Generation X, your moment has arrived!
As the last of the baby boomers turn 50, the first of your cohort now share that privilege. The only bad news—the oldest of you will soon lose the coveted distinction of being advertiser’s target market!
You’ve been ignored too long! Estimates are that you comprise at least 50 million Americans—perhaps more. I’ll bet you didn’t realize that.
Baby boomers made news for a variety of reasons. They were viewed as a threat to upcoming generations. A kind of media-driven class war was created between millennials and the boomer generation. Twenty-four hour cable news—always in need of a story did their part!
With a suffering economy, baby boomers were allegedly going to take jobs away from young people and be a drain on the nation’s resources as they began to collect the Social Security to which they were entitled.
Little did the prognosticators realize that at seventy-six million strong, they were and still are keeping the economy strong and thriving.
So are members of Generation X. You are Doers!
Somewhere along the way, your age cohort slipped through the cracks. Not much attention was paid you. That’s great. Labels often do more harm than good.
You’re not encumbered with generational expectations. At present, no one is suggesting you be put on an ice-floe and sent on your way. Let’s face it—you’re being ignored. Rejoice, that’s a good thing.
What a unique position. As Boomers slowly—oh so slowly—move off into the sunset, you are poised to assume leadership and serve as role models and mentors to the millenials who nip at your heels.
There are those who have said that Generation X isn’t known for possessing special or valuable qualities. They didn’t grow up during the turbulent ’60’s and there weren’t as many social issues over which to become involved.
I guess Roe V. Wade is an insignificant part of Americana. Young when it was passed, you grew up with the ramifications and made your views known. You witnessed the end of The Vietnam Action and were impacted and informed by its legacy.
John Lennon was assassinated while an attempt was made on the life of President Ronald Reagan. The Watergate scandal broke when you were young.
You persevered through a cultural hail storm that was to alter America’s landscape forever. You realized that not all change comes through protest. You watched, listened, learned—and were always open to new and exciting experiences.
All in the Family, The Jeffersons, Sanford and Son, Mash, Maude and Chico and the Man ushered in a new era of edgy TV programming. You supported it. This made a great social impact.
Many Generation Xers were teens as MTV, music videos and punk rock became household terms.
Cultural values were changing and you realized that all of us, no matter what our ethnicity, religion, background or tastes, should be treated with respect.
This is a concept your generation embraced as you helped lead the way to a more informed, kinder, tolerant and gentler world. This was no small feat.
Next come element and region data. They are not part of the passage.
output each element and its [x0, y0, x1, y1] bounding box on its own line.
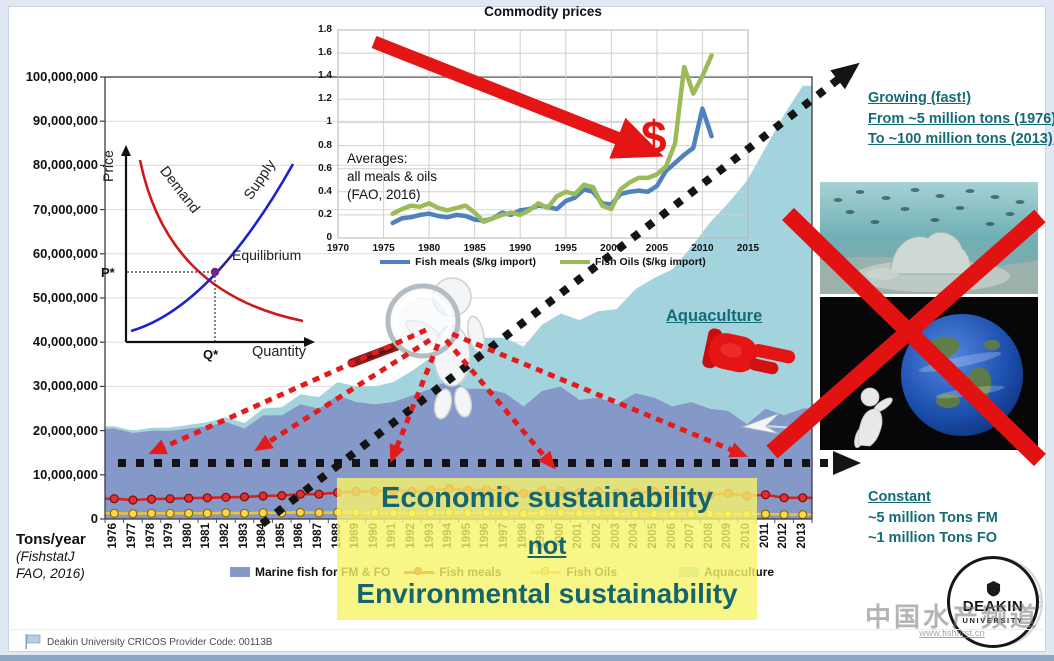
logo-title: DEAKIN [962, 597, 1024, 615]
footer-divider [8, 629, 1046, 630]
earth-figure-image [820, 297, 1038, 450]
bottom-bar [0, 655, 1054, 661]
ostrich-statue-photo [820, 182, 1038, 294]
logo-subtitle: UNIVERSITY [962, 615, 1024, 625]
watermark-text: 中国水产频道 [864, 602, 1039, 632]
underwater-statue-image [820, 182, 1038, 294]
deakin-logo: DEAKIN UNIVERSITY [947, 556, 1039, 648]
shield-icon [986, 580, 1000, 596]
highlight-box: Economic sustainability not Environmenta… [337, 478, 757, 620]
cricos-footer: Deakin University CRICOS Provider Code: … [47, 637, 273, 648]
earth-globe [901, 314, 1023, 436]
earth-photo [820, 297, 1038, 450]
highlight-line3: Environmental sustainability [356, 578, 738, 609]
highlight-line2: not [527, 532, 567, 560]
watermark-site: www.fishfirst.cn [919, 628, 985, 639]
highlight-line1: Economic sustainability [381, 482, 713, 514]
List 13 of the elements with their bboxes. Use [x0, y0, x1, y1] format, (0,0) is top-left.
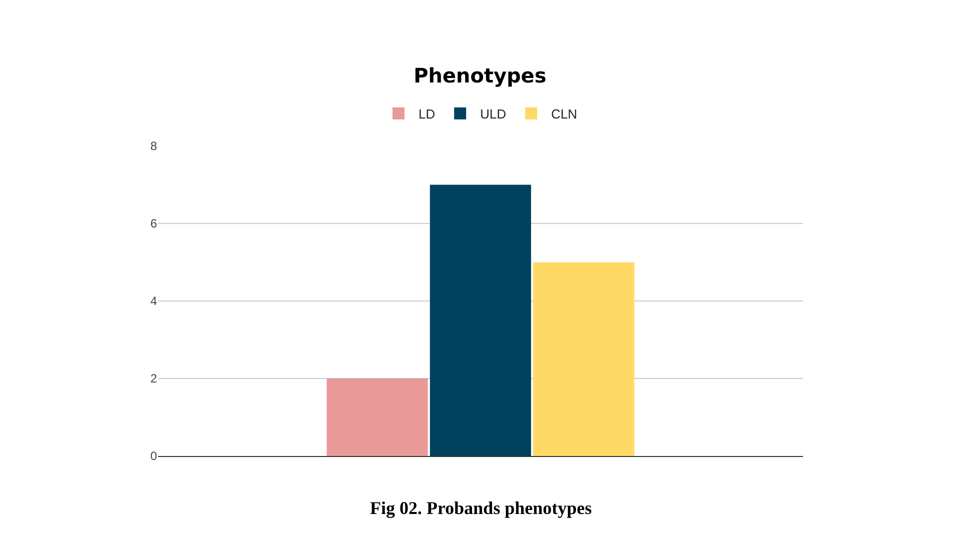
- legend-label: CLN: [551, 106, 578, 122]
- bar: [533, 262, 634, 456]
- caption: Fig 02. Probands phenotypes: [370, 498, 592, 518]
- chart-title: Phenotypes: [414, 64, 546, 88]
- bar: [430, 184, 532, 456]
- bar: [326, 378, 428, 456]
- y-tick-label: 0: [150, 449, 158, 464]
- y-tick-label: 6: [150, 216, 158, 231]
- y-tick-label: 8: [150, 139, 158, 154]
- legend-label: ULD: [480, 106, 506, 122]
- y-tick-label: 4: [150, 294, 158, 308]
- legend-label: LD: [418, 106, 436, 122]
- y-tick-label: 2: [150, 372, 158, 386]
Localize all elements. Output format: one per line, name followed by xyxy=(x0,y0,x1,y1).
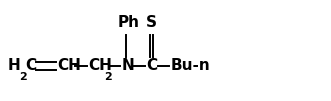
Text: 2: 2 xyxy=(104,72,112,82)
Text: H: H xyxy=(7,58,20,73)
Text: C: C xyxy=(25,58,36,73)
Text: Ph: Ph xyxy=(118,15,140,30)
Text: CH: CH xyxy=(57,58,81,73)
Text: CH: CH xyxy=(88,58,112,73)
Text: 2: 2 xyxy=(19,72,26,82)
Text: Bu-n: Bu-n xyxy=(170,58,210,73)
Text: N: N xyxy=(122,58,135,73)
Text: S: S xyxy=(146,15,157,30)
Text: C: C xyxy=(146,58,158,73)
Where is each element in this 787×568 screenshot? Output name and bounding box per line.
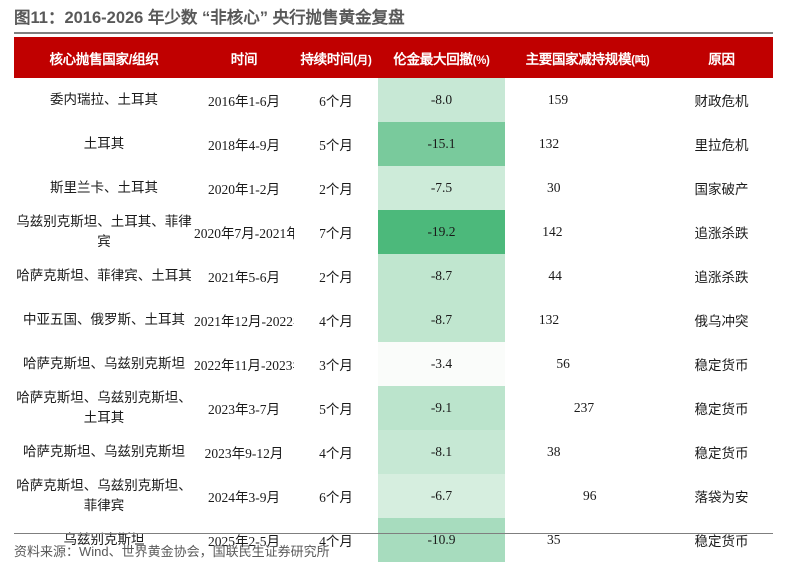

You lived through the aging and maturing of our nation as well as the ever changing international political landscape. You witnessed and participated in America’s struggle to define its evolving role.
You’ve been caught up in the net of a changing economy that no longer offers the job stability that your grandparents experienced.
Technology first found its sea legs with your generation. Pac-Man was introduced in the U.S. just as the last Generation X babies were born. And let’s not forget that most addictive of games Pong!
You started us on our way and adopted what would become an unimaginable digital revolution.
During your youth, computers went from filling huge rooms to creating a small desktop footprint.
Had you not embraced this technology, we might never have enjoyed the ability to stop talking to our kids and simply text them.
Virtually every member of your generation remembers exactly where they were on September 11, 2001.
Many of you make up our governmental leaders. But you might not want to take too much credit for this with Congress at the lowest approval rate in history. It’s not too late to take action. Get moving!
Whether one was born in 1965, 1980, 1955, 1930 or 1995, we’re all members of a unique society. Humankind!
As we look at the sea of change that lies before us, it’s more important than ever to work together as one group, not divergent generational cohorts that have been defined by scholars, politicians and marketers.
Let no one drive an inter-generational wedge that only serves to derail progress.
If ever there was a time our country is in need of change, it’s now.
Address the problems our nation faces head on. Eradicate poverty—you can make it happen. Work to eliminate genocide from the international stage. Don’t accept villainy—no matter the source.
Let all of Generation X and every other individual regardless of age work together to create lives that are productive, meaningful and filled with joy and laughter.
Spend quality time with your children, parents and grandparents. Enjoy the bonds of friendship forged in your early years. Look for reasons to rejoice. Make every effort to reduce stress and worry less.
Engage in mindfulness so that you may appreciate and savor the moment in which you live. Seek fulfillment and pleasure in all you do and share it with others.
A final note to members of Generation X: Science is increasing our life expectancy by leaps and bounds. Plan on being around a very long time.
Have fun, laugh, be charitable, spread joy and most of all enjoy life!